Today, companies worldwide are investing heavily towards artificial intelligence (AI) and bots. How can significant conglomerates stay back? Microsoft has been all in on AI and bots this year, and in the build versus buy equation, it has been leaning heavily toward buying. We can already see that Azure Bot Service has gained momentum and is speeding up development by offering a unified environment that’s purpose-built for bot development with the Microsoft Bot Framework connectors and BotBuilder SDKs. Developers who are interested in building their bots can start the same within seconds with out-of-the-box templates for situation including basic, form, question and answer, language understanding and proactive bots.
Recently, Microsoft has announced that it has acquired a conversational AI and bot development firm XOXCO and the reason is simple; Microsoft wants to become the super-powers in giving the best building facility. Texas-based XOXCO has been building the way in conversational AI for approximately six years and has been accountable for the creation of Howdy-the first bcommercially accessible bot for Slack that assists in scheduling meetings. Microsoft over the years has partnered with the firm and has been inspired by its work, for example, the development of a Botkit that provides the development tools used by hundreds of thousands of developers on GitHub.

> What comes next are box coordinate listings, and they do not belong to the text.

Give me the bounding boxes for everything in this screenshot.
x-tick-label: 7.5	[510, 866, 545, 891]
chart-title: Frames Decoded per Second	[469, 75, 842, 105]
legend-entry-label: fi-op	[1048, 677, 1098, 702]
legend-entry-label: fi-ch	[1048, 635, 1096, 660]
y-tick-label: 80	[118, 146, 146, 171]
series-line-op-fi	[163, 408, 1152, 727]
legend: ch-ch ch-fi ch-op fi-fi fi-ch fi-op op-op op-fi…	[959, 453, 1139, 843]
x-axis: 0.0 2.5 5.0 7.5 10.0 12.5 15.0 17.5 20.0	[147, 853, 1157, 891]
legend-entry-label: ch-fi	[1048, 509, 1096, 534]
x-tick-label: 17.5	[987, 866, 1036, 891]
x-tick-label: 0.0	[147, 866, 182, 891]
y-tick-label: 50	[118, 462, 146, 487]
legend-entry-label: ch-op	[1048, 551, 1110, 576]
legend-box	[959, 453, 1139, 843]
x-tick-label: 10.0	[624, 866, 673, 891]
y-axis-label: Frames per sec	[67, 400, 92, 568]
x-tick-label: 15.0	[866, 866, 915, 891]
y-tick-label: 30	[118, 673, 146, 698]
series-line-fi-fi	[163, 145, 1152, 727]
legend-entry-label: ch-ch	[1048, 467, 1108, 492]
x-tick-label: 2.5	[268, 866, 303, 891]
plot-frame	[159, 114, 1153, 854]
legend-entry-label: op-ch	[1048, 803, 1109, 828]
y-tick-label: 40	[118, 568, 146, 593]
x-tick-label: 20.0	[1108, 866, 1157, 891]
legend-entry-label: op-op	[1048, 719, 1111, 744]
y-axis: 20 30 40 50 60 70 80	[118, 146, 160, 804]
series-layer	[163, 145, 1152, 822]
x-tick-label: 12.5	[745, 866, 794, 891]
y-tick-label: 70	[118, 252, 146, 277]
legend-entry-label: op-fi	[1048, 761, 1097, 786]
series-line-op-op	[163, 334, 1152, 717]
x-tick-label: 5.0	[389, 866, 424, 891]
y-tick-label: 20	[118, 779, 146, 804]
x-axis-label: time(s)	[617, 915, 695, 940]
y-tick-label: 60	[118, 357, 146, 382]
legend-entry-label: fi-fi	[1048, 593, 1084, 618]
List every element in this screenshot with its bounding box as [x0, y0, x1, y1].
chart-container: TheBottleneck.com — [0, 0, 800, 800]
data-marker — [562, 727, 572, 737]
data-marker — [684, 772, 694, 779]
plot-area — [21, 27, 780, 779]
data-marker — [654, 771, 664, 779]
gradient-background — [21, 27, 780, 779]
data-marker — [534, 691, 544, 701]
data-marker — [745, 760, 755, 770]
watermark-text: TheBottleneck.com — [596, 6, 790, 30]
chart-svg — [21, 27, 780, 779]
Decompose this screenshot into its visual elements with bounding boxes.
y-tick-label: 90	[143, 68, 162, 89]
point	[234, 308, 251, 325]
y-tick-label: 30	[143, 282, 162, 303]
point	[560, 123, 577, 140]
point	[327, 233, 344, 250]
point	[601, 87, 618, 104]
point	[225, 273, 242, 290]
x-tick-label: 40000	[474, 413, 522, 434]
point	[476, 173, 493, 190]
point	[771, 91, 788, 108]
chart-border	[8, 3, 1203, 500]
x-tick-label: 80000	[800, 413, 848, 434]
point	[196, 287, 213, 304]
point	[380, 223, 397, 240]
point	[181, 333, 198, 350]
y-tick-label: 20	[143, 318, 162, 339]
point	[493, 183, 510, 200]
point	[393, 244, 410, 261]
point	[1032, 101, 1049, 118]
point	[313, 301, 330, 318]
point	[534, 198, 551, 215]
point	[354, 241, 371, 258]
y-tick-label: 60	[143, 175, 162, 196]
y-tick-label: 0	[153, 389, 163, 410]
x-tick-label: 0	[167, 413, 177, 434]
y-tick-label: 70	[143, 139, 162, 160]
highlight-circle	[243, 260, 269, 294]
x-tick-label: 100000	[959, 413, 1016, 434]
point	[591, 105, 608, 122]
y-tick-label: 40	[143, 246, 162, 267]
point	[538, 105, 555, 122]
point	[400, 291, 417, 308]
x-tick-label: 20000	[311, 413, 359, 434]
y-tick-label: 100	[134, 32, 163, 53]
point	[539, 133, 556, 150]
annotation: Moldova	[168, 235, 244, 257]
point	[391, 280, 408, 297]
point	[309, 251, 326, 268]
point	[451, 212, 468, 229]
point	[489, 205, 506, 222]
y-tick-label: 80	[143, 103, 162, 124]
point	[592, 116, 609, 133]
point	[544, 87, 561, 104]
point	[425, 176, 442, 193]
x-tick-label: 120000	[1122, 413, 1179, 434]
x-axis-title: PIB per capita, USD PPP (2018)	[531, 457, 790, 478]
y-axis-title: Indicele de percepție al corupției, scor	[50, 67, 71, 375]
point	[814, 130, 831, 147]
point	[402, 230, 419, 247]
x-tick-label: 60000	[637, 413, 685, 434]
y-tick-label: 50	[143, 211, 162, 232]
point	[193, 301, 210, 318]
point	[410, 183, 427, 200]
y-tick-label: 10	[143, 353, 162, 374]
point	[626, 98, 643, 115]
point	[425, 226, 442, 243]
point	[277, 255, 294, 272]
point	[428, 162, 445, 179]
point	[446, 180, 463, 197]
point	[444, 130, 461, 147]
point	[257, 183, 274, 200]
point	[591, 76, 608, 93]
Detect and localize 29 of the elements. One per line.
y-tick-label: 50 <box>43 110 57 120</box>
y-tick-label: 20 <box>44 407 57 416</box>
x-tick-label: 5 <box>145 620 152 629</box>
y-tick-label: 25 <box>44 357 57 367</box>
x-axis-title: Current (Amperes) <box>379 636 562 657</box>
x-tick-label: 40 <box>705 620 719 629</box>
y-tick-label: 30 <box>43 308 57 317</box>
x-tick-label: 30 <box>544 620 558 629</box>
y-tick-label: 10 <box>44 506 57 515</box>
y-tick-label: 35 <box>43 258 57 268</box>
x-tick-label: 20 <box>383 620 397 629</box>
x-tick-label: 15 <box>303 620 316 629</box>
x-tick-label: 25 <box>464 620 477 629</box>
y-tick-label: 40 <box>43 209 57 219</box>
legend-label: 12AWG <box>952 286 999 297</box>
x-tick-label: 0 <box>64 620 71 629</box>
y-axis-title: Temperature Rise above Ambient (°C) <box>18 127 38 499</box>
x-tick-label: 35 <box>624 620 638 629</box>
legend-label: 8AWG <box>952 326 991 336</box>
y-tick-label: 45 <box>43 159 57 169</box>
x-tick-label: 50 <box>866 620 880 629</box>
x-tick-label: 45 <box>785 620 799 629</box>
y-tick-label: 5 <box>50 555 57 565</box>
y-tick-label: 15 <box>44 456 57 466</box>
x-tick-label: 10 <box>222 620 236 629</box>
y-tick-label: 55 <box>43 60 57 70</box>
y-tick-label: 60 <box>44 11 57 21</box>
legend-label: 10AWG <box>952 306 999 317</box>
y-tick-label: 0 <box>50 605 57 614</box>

One can see that AI’s with conversational capabilities are fast becoming a way in which businesses engage with employees and customers these bots can also assist from creating virtual assistants and redesigning customer interactions to using conversational assistants to help employees communicate and collaborate to work better. According to a recent report that by 2020, conversational AI will be a supported user experience for more than 50 percent of large, consumer-centric enterprises. Microsoft’ existing Bot Framework, available as a service in Azure and on GitHub supports over 360,000 developers, and with the acquisition of XOXCO, Microsoft will continue to realize their approach of democratizing AI development, conversation, and dialog, and integrating conversational experiences where people communicate.
Over the last few months, it made several strategic moves to fasten the pace of AI development. Their acquisition of Semantic Machines in May brought a revolutionary new approach to conversational AI. In July, Microsoft acquired Bonsai to assist in reducing the barriers to AI development by combining machine teaching, reinforcement simulation, and learning. In September, Microsoft acquired Lobe, a company that has created a simple visual interface empowering anyone to develop and apply deep learning and AI models quickly, without writing code. The acquisition of GitHub in October demonstrates their belief in the power of communities to help fuel the next wave of bot development.
Microsoft is cashing in on the technology that today when we want assistance with regards to any new product, we are interacting with conversational bots. These bots are communicating with humans and solving their queries. Hence, Microsoft is trying to make it easier for developers without AI experience to tap into Microsoft’s expertise on the Azure platform.